Упаковку вскрывал, когда один из солдат пожаловался на головную боль. Я не знал, что мне врать дальше. Боялся, что Абу Сахат перестанет мне верить. Нужно сказать что-то похожее на правду, любую невероятную ложь, но похожую на правду. И чем более невероятной она будет, тем больше надежда, что он смирится с такой "правдой".
– Учитель, я говорил не всю правду. Действительно, я с севера. С Крайнего Севера. В Москве был, и в Киеве тоже был, но пришел туда из более далекой страны. Моя страна находится за дальними горами. У нас там все не так. Люди живут по-другому. Совсем по-другому. И не хотят ходить в ваши страны. Но я хотел увидеть не только нашу страну. Был молодой и глупый. Долго перебирался через горы. Потом сплавлялся по рекам. Жил на самой окраине вашего мира – в Москве. Прошел с местными жителями до Новгорода, а оттуда с варягами сплавился до Киева. Это было трудно, мы перетаскивали в одном месте наши корабли волоком по суше. Потом плыл с купцами до Константинополя. А дальше я уже тебе рассказывал.
– Я слышал о вашей стране. Один человек из Византии рассказывал мне очень давно, что на далеком севере есть страна Гиперборея. Счастливая страна, где люди живут очень долго. Это ваша страна? Расскажи о ней.
Мне оставалось только чесать затылок. Я слышал такое слово. Что-то в школе нам говорили об этом. Но что?

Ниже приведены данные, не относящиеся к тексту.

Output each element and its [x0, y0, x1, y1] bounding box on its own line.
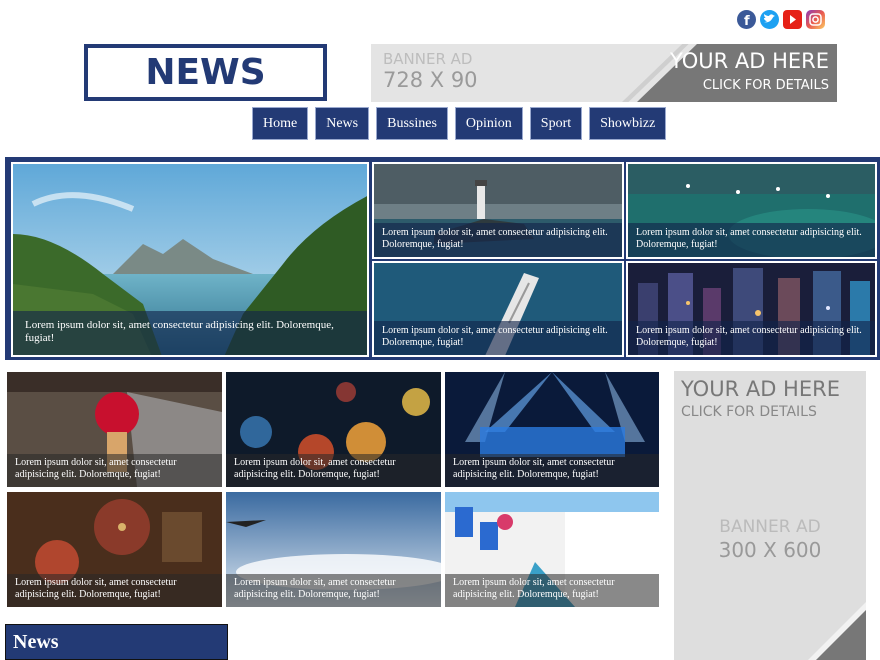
instagram-icon[interactable] — [806, 10, 825, 29]
grid-card-2[interactable]: Lorem ipsum dolor sit, amet consectetur … — [226, 372, 441, 487]
banner-ad-text: YOUR AD HERE — [670, 49, 829, 73]
grid-card-4-caption: Lorem ipsum dolor sit, amet consectetur … — [7, 574, 222, 607]
youtube-icon[interactable] — [783, 10, 802, 29]
grid-card-1-caption: Lorem ipsum dolor sit, amet consectetur … — [7, 454, 222, 487]
hero-story-3-caption: Lorem ipsum dolor sit, amet consectetur … — [374, 321, 622, 355]
grid-card-6[interactable]: Lorem ipsum dolor sit, amet consectetur … — [445, 492, 659, 607]
main-nav: Home News Bussines Opinion Sport Showbiz… — [252, 107, 667, 140]
hero-story-4[interactable]: Lorem ipsum dolor sit, amet consectetur … — [626, 261, 877, 357]
nav-business[interactable]: Bussines — [376, 107, 448, 140]
hero-story-1[interactable]: Lorem ipsum dolor sit, amet consectetur … — [372, 162, 624, 259]
grid-card-5-caption: Lorem ipsum dolor sit, amet consectetur … — [226, 574, 441, 607]
facebook-icon[interactable]: f — [737, 10, 756, 29]
section-title-news: News — [5, 624, 228, 660]
hero-story-4-caption: Lorem ipsum dolor sit, amet consectetur … — [628, 321, 875, 355]
twitter-icon[interactable] — [760, 10, 779, 29]
nav-showbizz[interactable]: Showbizz — [589, 107, 667, 140]
grid-card-3-caption: Lorem ipsum dolor sit, amet consectetur … — [445, 454, 659, 487]
side-ad-label: BANNER AD — [719, 517, 821, 537]
grid-card-3[interactable]: Lorem ipsum dolor sit, amet consectetur … — [445, 372, 659, 487]
grid-card-4[interactable]: Lorem ipsum dolor sit, amet consectetur … — [7, 492, 222, 607]
grid-card-2-caption: Lorem ipsum dolor sit, amet consectetur … — [226, 454, 441, 487]
side-ad-size: 300 X 600 — [718, 538, 822, 562]
side-ad-click: CLICK FOR DETAILS — [681, 404, 817, 420]
site-logo[interactable]: NEWS — [84, 44, 327, 101]
social-links: f — [737, 10, 825, 29]
svg-text:f: f — [744, 14, 750, 29]
hero-story-1-caption: Lorem ipsum dolor sit, amet consectetur … — [374, 223, 622, 257]
side-ad-text: YOUR AD HERE — [681, 377, 840, 401]
hero-story-2-caption: Lorem ipsum dolor sit, amet consectetur … — [628, 223, 875, 257]
side-ad-corner — [816, 610, 866, 660]
grid-card-1[interactable]: Lorem ipsum dolor sit, amet consectetur … — [7, 372, 222, 487]
hero-main-story[interactable]: Lorem ipsum dolor sit, amet consectetur … — [11, 162, 369, 357]
nav-news[interactable]: News — [315, 107, 370, 140]
nav-opinion[interactable]: Opinion — [454, 107, 523, 140]
hero-main-caption: Lorem ipsum dolor sit, amet consectetur … — [13, 311, 367, 355]
hero-story-2[interactable]: Lorem ipsum dolor sit, amet consectetur … — [626, 162, 877, 259]
banner-label: BANNER AD — [383, 50, 473, 68]
banner-ad-top[interactable]: BANNER AD 728 X 90 YOUR AD HERE CLICK FO… — [371, 44, 837, 102]
grid-card-5[interactable]: Lorem ipsum dolor sit, amet consectetur … — [226, 492, 441, 607]
hero-story-3[interactable]: Lorem ipsum dolor sit, amet consectetur … — [372, 261, 624, 357]
grid-card-6-caption: Lorem ipsum dolor sit, amet consectetur … — [445, 574, 659, 607]
hero-grid: Lorem ipsum dolor sit, amet consectetur … — [5, 157, 880, 360]
banner-click-text: CLICK FOR DETAILS — [702, 78, 829, 93]
nav-sport[interactable]: Sport — [529, 107, 583, 140]
banner-ad-side[interactable]: YOUR AD HERE CLICK FOR DETAILS BANNER AD… — [674, 371, 866, 660]
banner-size: 728 X 90 — [383, 68, 478, 92]
nav-home[interactable]: Home — [252, 107, 309, 140]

– Учитель, когда мне исполнилось десять лет, с меня, как и со всех остальных детей, взяли клятвы: никогда не выходить за пределы гор, никогда никому ничего не рассказывать о нашей стране. Страшные клятвы. И одну из них я уже нарушил. Теперь мне никогда не вернуться на родину. Ты хочешь, чтобы была нарушена вторая клятва? А если я умру, как мне тогда сказали?
– Нет, я не хочу твоей смерти. Но ты покажешь, как действуют твои лекарства?
– Покажу, но только в крайнем случае. Ты ведь видишь, их немного. Их делают наши мудрецы, и мне никогда не сделать что-то подобное. Я только знаю, как их применять.
Снова собрал все свои вещи, завернул их, перевязал и спрятал в сумку. Мне так хотелось зарядить пистолет и сунуть его в карман. Но этого делать нельзя. По крайней мере, нельзя при Абу Сахате. Он слишком умный.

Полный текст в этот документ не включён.